[Date Prev][Date Next][Thread Prev][Thread Next][Date Index][Thread Index]
Optimize away some mbsinit calls
From: |
Bruno Haible |
Subject: |
Optimize away some mbsinit calls |
Date: |
Tue, 11 Jul 2023 21:39:23 +0200 |
When the module 'mbrtoc32-regular' is in use, we can make use of its
guarantees in the caller code.
On glibc systems in particular, we have the mbsinit() call inside
rpl_mbrtoc32. We can optimize the mbsinit() call outside.
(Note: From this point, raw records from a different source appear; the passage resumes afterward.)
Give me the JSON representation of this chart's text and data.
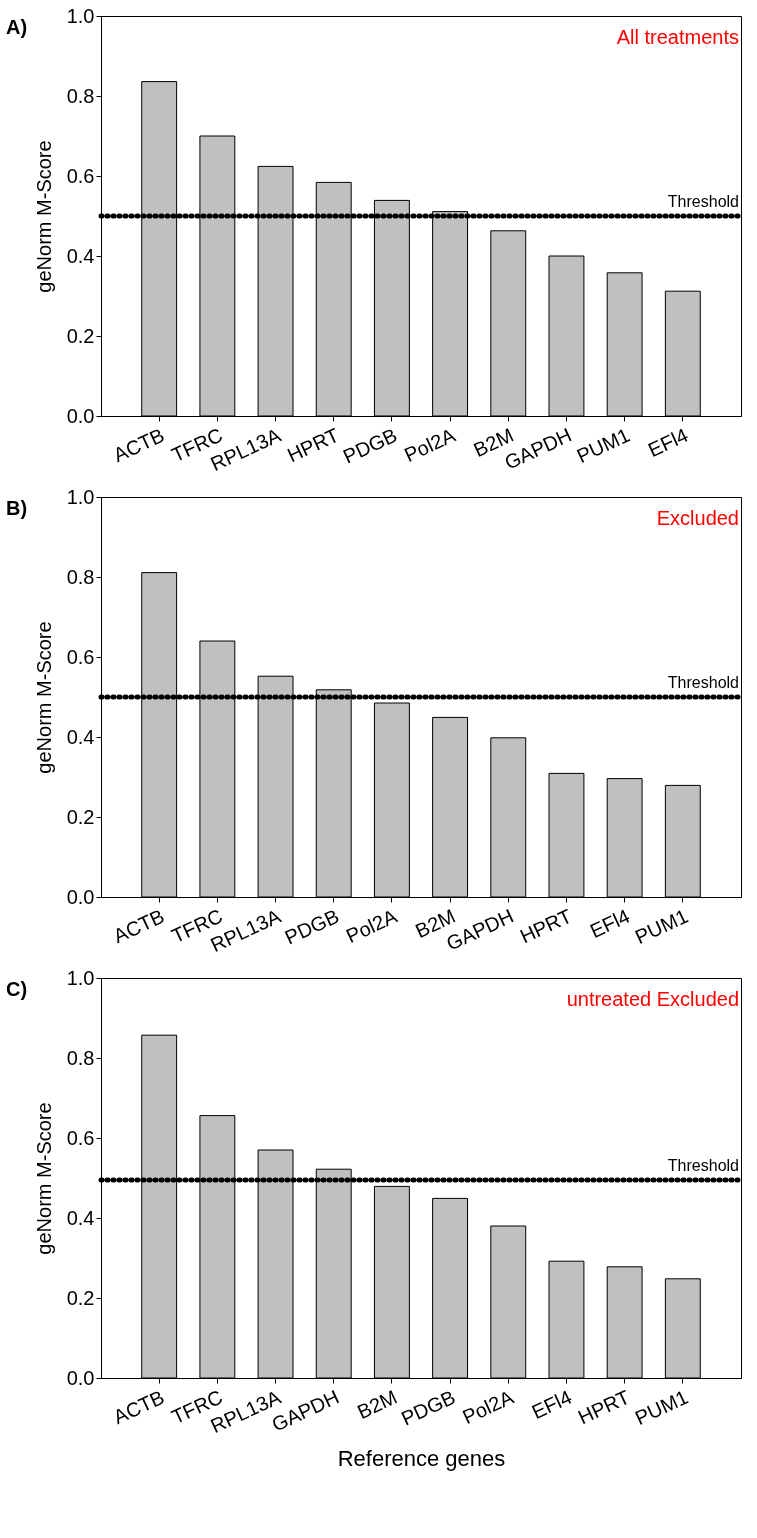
{
  "chart_data": [
    {
      "type": "bar",
      "title": "A)",
      "ylabel": "geNorm M-Score",
      "color": "#c0c0c0",
      "categories": [
        "ACTB",
        "TFRC",
        "RPL13A",
        "HPRT",
        "PDGB",
        "Pol2A",
        "B2M",
        "GAPDH",
        "PUM1",
        "EFl4"
      ],
      "values": [
        0.836,
        0.7,
        0.624,
        0.584,
        0.539,
        0.511,
        0.463,
        0.4,
        0.358,
        0.312
      ],
      "ylim": [
        0,
        1
      ],
      "yticks": [
        {
          "value": 0,
          "label": "0.0"
        },
        {
          "value": 0.2,
          "label": "0.2"
        },
        {
          "value": 0.4,
          "label": "0.4"
        },
        {
          "value": 0.6,
          "label": "0.6"
        },
        {
          "value": 0.8,
          "label": "0.8"
        },
        {
          "value": 1,
          "label": "1.0"
        }
      ],
      "ref_lines": [
        {
          "axis": "y",
          "value": 0.5,
          "label": "Threshold",
          "color": "#000000",
          "line_style": "dotted"
        }
      ],
      "annotations": [
        "All treatments"
      ],
      "grid": false
    },
    {
      "type": "bar",
      "title": "B)",
      "ylabel": "geNorm M-Score",
      "color": "#c0c0c0",
      "categories": [
        "ACTB",
        "TFRC",
        "RPL13A",
        "PDGB",
        "Pol2A",
        "B2M",
        "GAPDH",
        "HPRT",
        "EFl4",
        "PUM1"
      ],
      "values": [
        0.811,
        0.64,
        0.552,
        0.518,
        0.485,
        0.449,
        0.398,
        0.309,
        0.296,
        0.279
      ],
      "ylim": [
        0,
        1
      ],
      "yticks": [
        {
          "value": 0,
          "label": "0.0"
        },
        {
          "value": 0.2,
          "label": "0.2"
        },
        {
          "value": 0.4,
          "label": "0.4"
        },
        {
          "value": 0.6,
          "label": "0.6"
        },
        {
          "value": 0.8,
          "label": "0.8"
        },
        {
          "value": 1,
          "label": "1.0"
        }
      ],
      "ref_lines": [
        {
          "axis": "y",
          "value": 0.5,
          "label": "Threshold",
          "color": "#000000",
          "line_style": "dotted"
        }
      ],
      "annotations": [
        "Excluded"
      ],
      "grid": false
    },
    {
      "type": "bar",
      "title": "C)",
      "ylabel": "geNorm M-Score",
      "xlabel": "Reference genes",
      "color": "#c0c0c0",
      "categories": [
        "ACTB",
        "TFRC",
        "RPL13A",
        "GAPDH",
        "B2M",
        "PDGB",
        "Pol2A",
        "EFl4",
        "HPRT",
        "PUM1"
      ],
      "values": [
        0.857,
        0.656,
        0.57,
        0.522,
        0.479,
        0.449,
        0.38,
        0.292,
        0.278,
        0.248
      ],
      "ylim": [
        0,
        1
      ],
      "yticks": [
        {
          "value": 0,
          "label": "0.0"
        },
        {
          "value": 0.2,
          "label": "0.2"
        },
        {
          "value": 0.4,
          "label": "0.4"
        },
        {
          "value": 0.6,
          "label": "0.6"
        },
        {
          "value": 0.8,
          "label": "0.8"
        },
        {
          "value": 1,
          "label": "1.0"
        }
      ],
      "ref_lines": [
        {
          "axis": "y",
          "value": 0.495,
          "label": "Threshold",
          "color": "#000000",
          "line_style": "dotted"
        }
      ],
      "annotations": [
        "untreated Excluded"
      ],
      "grid": false
    }
  ]
}
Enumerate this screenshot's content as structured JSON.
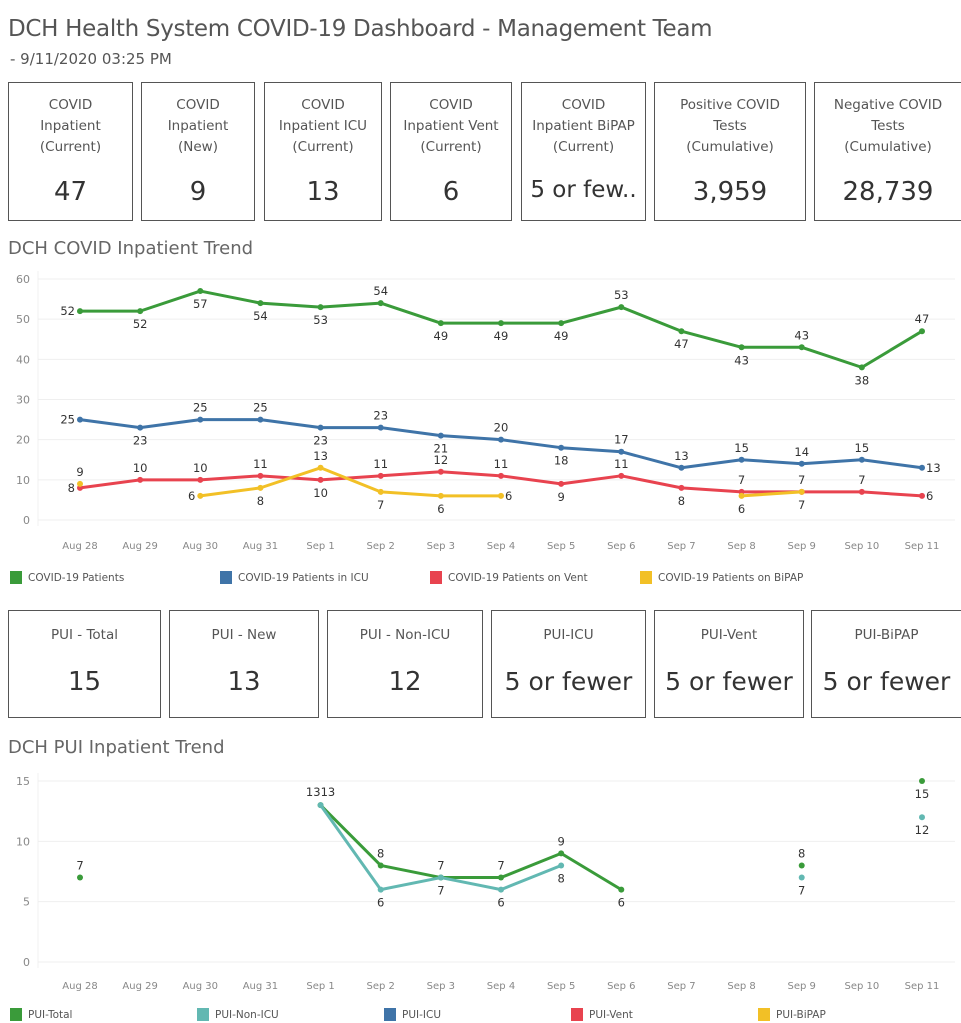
{
  "header": {
    "title": "DCH Health System COVID-19 Dashboard - Management Team",
    "subtitle": "- 9/11/2020 03:25 PM"
  },
  "kpis": [
    {
      "label": "COVID\nInpatient\n(Current)",
      "value": "47"
    },
    {
      "label": "COVID\nInpatient\n(New)",
      "value": "9"
    },
    {
      "label": "COVID\nInpatient ICU\n(Current)",
      "value": "13"
    },
    {
      "label": "COVID\nInpatient Vent\n(Current)",
      "value": "6"
    },
    {
      "label": "COVID\nInpatient BiPAP\n(Current)",
      "value": "5 or few.."
    },
    {
      "label": "Positive COVID\nTests\n(Cumulative)",
      "value": "3,959"
    },
    {
      "label": "Negative COVID\nTests\n(Cumulative)",
      "value": "28,739"
    }
  ],
  "pui_kpis": [
    {
      "label": "PUI - Total",
      "value": "15"
    },
    {
      "label": "PUI - New",
      "value": "13"
    },
    {
      "label": "PUI - Non-ICU",
      "value": "12"
    },
    {
      "label": "PUI-ICU",
      "value": "5 or fewer"
    },
    {
      "label": "PUI-Vent",
      "value": "5 or fewer"
    },
    {
      "label": "PUI-BiPAP",
      "value": "5 or fewer"
    }
  ],
  "chart_data": [
    {
      "type": "line",
      "title": "DCH COVID Inpatient Trend",
      "xlabel": "",
      "ylabel": "",
      "categories": [
        "Aug 28",
        "Aug 29",
        "Aug 30",
        "Aug 31",
        "Sep 1",
        "Sep 2",
        "Sep 3",
        "Sep 4",
        "Sep 5",
        "Sep 6",
        "Sep 7",
        "Sep 8",
        "Sep 9",
        "Sep 10",
        "Sep 11"
      ],
      "yticks": [
        0,
        10,
        20,
        30,
        40,
        50,
        60
      ],
      "ylim": [
        0,
        60
      ],
      "grid": true,
      "legend": "bottom",
      "series": [
        {
          "name": "COVID-19 Patients",
          "color": "#3a9b3a",
          "values": [
            52,
            52,
            57,
            54,
            53,
            54,
            49,
            49,
            49,
            53,
            47,
            43,
            43,
            38,
            47
          ],
          "label_pos": [
            "left",
            "below",
            "below",
            "below",
            "below",
            "above",
            "below",
            "below",
            "below",
            "above",
            "below",
            "below",
            "above",
            "below",
            "above"
          ]
        },
        {
          "name": "COVID-19 Patients in ICU",
          "color": "#3f74a8",
          "values": [
            25,
            23,
            25,
            25,
            23,
            23,
            21,
            20,
            18,
            17,
            13,
            15,
            14,
            15,
            13
          ],
          "label_pos": [
            "left",
            "below",
            "above",
            "above",
            "below",
            "above",
            "below",
            "above",
            "below",
            "above",
            "above",
            "above",
            "above",
            "above",
            "right"
          ]
        },
        {
          "name": "COVID-19 Patients on Vent",
          "color": "#e8434f",
          "values": [
            8,
            10,
            10,
            11,
            10,
            11,
            12,
            11,
            9,
            11,
            8,
            7,
            7,
            7,
            6
          ],
          "label_pos": [
            "left",
            "above",
            "above",
            "above",
            "below",
            "above",
            "above",
            "above",
            "below",
            "above",
            "below",
            "above",
            "above",
            "above",
            "right"
          ]
        },
        {
          "name": "COVID-19 Patients on BiPAP",
          "color": "#f2c026",
          "values": [
            9,
            null,
            6,
            8,
            13,
            7,
            6,
            6,
            null,
            null,
            null,
            6,
            7,
            null,
            null
          ],
          "label_pos": [
            "above",
            null,
            "left",
            "below",
            "above",
            "below",
            "below",
            "right",
            null,
            null,
            null,
            "below",
            "below",
            null,
            null
          ]
        }
      ]
    },
    {
      "type": "line",
      "title": "DCH PUI Inpatient Trend",
      "xlabel": "",
      "ylabel": "",
      "categories": [
        "Aug 28",
        "Aug 29",
        "Aug 30",
        "Aug 31",
        "Sep 1",
        "Sep 2",
        "Sep 3",
        "Sep 4",
        "Sep 5",
        "Sep 6",
        "Sep 7",
        "Sep 8",
        "Sep 9",
        "Sep 10",
        "Sep 11"
      ],
      "yticks": [
        0,
        5,
        10,
        15
      ],
      "ylim": [
        0,
        15
      ],
      "grid": true,
      "legend": "bottom",
      "series": [
        {
          "name": "PUI-Total",
          "color": "#3a9b3a",
          "values": [
            7,
            null,
            null,
            null,
            13,
            8,
            7,
            7,
            9,
            6,
            null,
            null,
            8,
            null,
            15
          ],
          "label_pos": [
            "above",
            null,
            null,
            null,
            "above-right",
            "above",
            "above",
            "above",
            "above",
            "below",
            null,
            null,
            "above",
            null,
            "below"
          ]
        },
        {
          "name": "PUI-Non-ICU",
          "color": "#62b8b2",
          "values": [
            null,
            null,
            null,
            null,
            13,
            6,
            7,
            6,
            8,
            null,
            null,
            null,
            7,
            null,
            12
          ],
          "label_pos": [
            null,
            null,
            null,
            null,
            "above-left",
            "below",
            "below",
            "below",
            "below",
            null,
            null,
            null,
            "below",
            null,
            "below"
          ]
        },
        {
          "name": "PUI-ICU",
          "color": "#3f74a8",
          "values": [
            null,
            null,
            null,
            null,
            null,
            null,
            null,
            null,
            null,
            null,
            null,
            null,
            null,
            null,
            null
          ],
          "label_pos": []
        },
        {
          "name": "PUI-Vent",
          "color": "#e8434f",
          "values": [
            null,
            null,
            null,
            null,
            null,
            null,
            null,
            null,
            null,
            null,
            null,
            null,
            null,
            null,
            null
          ],
          "label_pos": []
        },
        {
          "name": "PUI-BiPAP",
          "color": "#f2c026",
          "values": [
            null,
            null,
            null,
            null,
            null,
            null,
            null,
            null,
            null,
            null,
            null,
            null,
            null,
            null,
            null
          ],
          "label_pos": []
        }
      ]
    }
  ]
}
According to my profilings (of an 'mbuiter' using code), this reduces
the time spent in mbsinit() from 4% to 2%. That is, it provides a 2%
speedup. I'm attaching the profiling data (before and after).
2023-07-11 Bruno Haible <bruno@clisp.org>
Optimize away some mbsinit calls.
* lib/mbiter.h (mbiter_multi_next): When the module 'mbrtoc32-regular'
is in use, don't invoke mbsinit and don't compare the mbrtoc32 result
against (size_t)(-3).
* lib/mbuiter.h (mbuiter_multi_next): Likewise.
* lib/mbfile.h (mbfile_multi_getc): Likewise.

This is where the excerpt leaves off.